There are other ways to prevent the developers and DBA people to get their work done, although the test LPARs are fine ... for example:
forbid the access to production data by (legitimate) legal issues, which everybody understands, but: the test data provided (which has gone through an anonymization process) is so bad, that testing the applications is not possible any more, due to inconsistencies and irrelevant test data. So the DBA people and developers find ways to do the tests on copies of production data (on special LPARs), which has legal issues, and many problems with respect to availability and access time (you have to wait weeks !! before you can get a test running there etc.) like below: <quote> it was something like a psychiatric disorder, in corporate terms, even though intellectually, rationally, everybody knew this pattern was madness. </quote> Kind regards Bernd Am 08.01.2015 um 08:53 schrieb Timothy Sipples:
Also, if they are running things in production that they shouldn't be, find out if they're doing that because they're starved for resources elsewhere (i.e. in development or test). If that's another problem, fix that, too. Maybe solving that problem requires a conversation with IBM and some other parties. People have to get their (legitimate) work done, and that includes developers and DBAs.
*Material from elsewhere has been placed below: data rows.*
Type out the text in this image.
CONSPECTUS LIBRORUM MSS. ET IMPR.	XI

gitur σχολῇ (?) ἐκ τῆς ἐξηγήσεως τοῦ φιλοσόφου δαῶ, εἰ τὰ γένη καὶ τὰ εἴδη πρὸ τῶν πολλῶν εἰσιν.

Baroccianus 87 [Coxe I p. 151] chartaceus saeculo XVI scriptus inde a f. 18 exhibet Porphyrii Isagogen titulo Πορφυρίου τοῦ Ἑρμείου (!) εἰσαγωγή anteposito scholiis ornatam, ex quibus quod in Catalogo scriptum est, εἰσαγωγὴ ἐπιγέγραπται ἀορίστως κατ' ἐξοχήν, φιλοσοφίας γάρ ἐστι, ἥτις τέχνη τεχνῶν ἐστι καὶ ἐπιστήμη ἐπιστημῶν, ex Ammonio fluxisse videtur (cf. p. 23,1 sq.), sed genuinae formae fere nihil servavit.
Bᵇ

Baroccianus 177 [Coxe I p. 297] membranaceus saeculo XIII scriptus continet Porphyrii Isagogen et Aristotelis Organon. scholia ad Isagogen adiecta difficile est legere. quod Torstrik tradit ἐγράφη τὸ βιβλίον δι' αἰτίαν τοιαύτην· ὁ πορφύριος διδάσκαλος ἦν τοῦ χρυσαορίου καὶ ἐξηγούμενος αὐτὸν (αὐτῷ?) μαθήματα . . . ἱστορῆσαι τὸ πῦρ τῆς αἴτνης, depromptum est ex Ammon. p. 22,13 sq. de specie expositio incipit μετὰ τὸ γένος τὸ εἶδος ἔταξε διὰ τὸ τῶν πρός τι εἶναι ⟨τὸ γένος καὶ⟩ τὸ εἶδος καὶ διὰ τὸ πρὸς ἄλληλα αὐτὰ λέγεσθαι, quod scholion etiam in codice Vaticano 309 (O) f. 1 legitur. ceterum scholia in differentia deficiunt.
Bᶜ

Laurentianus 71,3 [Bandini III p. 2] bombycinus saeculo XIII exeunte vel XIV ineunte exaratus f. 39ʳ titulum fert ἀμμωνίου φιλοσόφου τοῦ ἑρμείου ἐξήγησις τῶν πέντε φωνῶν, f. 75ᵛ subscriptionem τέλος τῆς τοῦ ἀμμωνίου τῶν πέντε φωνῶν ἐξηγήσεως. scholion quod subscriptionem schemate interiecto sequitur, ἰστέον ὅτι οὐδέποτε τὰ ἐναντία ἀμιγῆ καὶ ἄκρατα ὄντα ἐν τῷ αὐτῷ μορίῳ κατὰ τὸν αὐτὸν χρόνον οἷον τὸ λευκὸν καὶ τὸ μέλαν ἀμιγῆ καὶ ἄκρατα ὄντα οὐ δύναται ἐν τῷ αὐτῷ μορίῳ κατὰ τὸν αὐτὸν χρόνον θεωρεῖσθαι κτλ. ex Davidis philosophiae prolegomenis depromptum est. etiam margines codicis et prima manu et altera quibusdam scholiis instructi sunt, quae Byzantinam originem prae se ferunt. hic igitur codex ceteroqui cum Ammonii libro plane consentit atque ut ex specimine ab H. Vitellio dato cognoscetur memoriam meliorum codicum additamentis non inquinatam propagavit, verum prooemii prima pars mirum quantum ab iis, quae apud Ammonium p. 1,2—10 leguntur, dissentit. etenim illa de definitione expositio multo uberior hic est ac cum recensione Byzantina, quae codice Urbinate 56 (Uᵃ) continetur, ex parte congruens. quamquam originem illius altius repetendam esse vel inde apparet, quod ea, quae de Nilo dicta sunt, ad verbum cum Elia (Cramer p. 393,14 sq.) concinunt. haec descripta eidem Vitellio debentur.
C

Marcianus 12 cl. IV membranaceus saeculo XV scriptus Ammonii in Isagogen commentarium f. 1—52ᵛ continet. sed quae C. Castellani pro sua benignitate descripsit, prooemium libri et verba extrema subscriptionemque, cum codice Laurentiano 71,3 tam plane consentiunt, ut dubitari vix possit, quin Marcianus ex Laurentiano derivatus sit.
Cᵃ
I recall one customer that starved its non-production users so badly that it was something like a psychiatric disorder, in corporate terms, even though intellectually, rationally, everybody knew this pattern was madness. We ended up working with the customer to come up with a mutually agreeable and very effective solution that kept the customer from repeatedly cutting themselves. :-) It's best not to speculate about the exact solution, but "talk to your doctor" if merited.